失敗して凍える者もいましたが、成功したキリギリスは巨大な倉庫を築き、冬の街を明るく照らしました。
アリたちは言いました。
「危ないが、あの光は確かに暖かい」
第二の国では、王が命じました。
「すべてのアリとキリギリスは、巨大な巣を作れ」
命令は絶対でした。
歌うキリギリスも、考えるアリも、同じ方向を向かされました。
その結果、冬でも崩れない巨大な倉庫ができました。
しかし誰かが小さくつぶやきました。
「この中で歌うのは、少し息苦しい」
第三の国では、ルールが細かく決められていました。
アリはこう動き、キリギリスはこう振る舞う。
境界線は消え、どこへでも行けるようになりました。
誰もがそこそこ食べられ、そこそこ暖かい。
ただし誰かが言いました。
「ここでは、ものすごく暖かい場所は生まれにくい」
そして最後の国。
そこでは、アリたちは黙々と働き、
キリギリスはほとんど見当たりませんでした。
理由は簡単でした。
一度でも冬に失敗したキリギリスは、
「キリギリスであること」そのものを責められ、
次の春に歌うことを許されなかったからです。
だから若いキリギリスたちは考えました。
「最初からアリになればいい」
こうして国は、ほとんどすべてがアリになりました。
その国のアリたちは、非常に優秀でした。
倉庫は崩れず、食料は均等に分けられ、
誰も飢えることはありませんでした。
ただし、ある奇妙なことが起きていました。
倉庫は毎年、ほんの少しずつしか大きくならないのです。
誰かが言いました。
「もっと大きくできるのではないか?」
すると別のアリが答えました。
「もし失敗したら、倉庫が壊れるかもしれない」
皆はうなずきました。
それは正しい意見でした。
冬が来ました。
その国の倉庫は、相変わらず十分に機能しました。
誰も凍えませんでした。
ただし、遠くの国から風に乗って歌が聞こえてきました。
大きく成功したキリギリスたちの歌でした。
それを聞いた若いアリが、ぽつりと言いました。
「……あの歌、少しだけ羨ましいな」
年長のアリは少し考えてから答えました。
「そうだな。だが、ここではあの歌は必要ない」
若いアリは黙りました。
春が来ても、その国にキリギリスは生まれませんでした。
あとがき
日本の政治について、批判的な見解を述べているように見えてしまうかもしれません。しかし実際には、私は日本の政治そのものを一方的に否定したいわけではありません。

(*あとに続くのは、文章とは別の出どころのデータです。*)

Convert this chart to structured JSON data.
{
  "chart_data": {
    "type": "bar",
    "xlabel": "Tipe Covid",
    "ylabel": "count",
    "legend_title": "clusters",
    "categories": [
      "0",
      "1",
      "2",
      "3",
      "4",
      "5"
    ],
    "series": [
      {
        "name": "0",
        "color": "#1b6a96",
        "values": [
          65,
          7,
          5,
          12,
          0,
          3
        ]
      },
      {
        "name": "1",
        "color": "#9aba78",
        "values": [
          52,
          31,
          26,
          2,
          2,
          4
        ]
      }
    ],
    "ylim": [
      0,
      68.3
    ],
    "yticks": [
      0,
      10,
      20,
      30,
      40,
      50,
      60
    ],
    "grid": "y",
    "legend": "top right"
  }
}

むしろ私が強い違和感を覚えているのは、政治そのものというより、
それを取り巻く「評価のあり方」です。
小さな失敗や問題は過剰なほどに取り上げられる一方で、
仮に大きな成果があったとしても、それが正当に評価されることはほとんどありません。
例外的に賞賛が集まるのはスポーツの分野くらいで、
それ以外では、成功は当たり前として扱われ、語られることすら少ない。
こうした成功と失敗の評価が非対称な状態でチャレンジしろというのは無理があるでしょう。聖人君主でなくとも、成果が大きければ評価すべきだろうと思っています。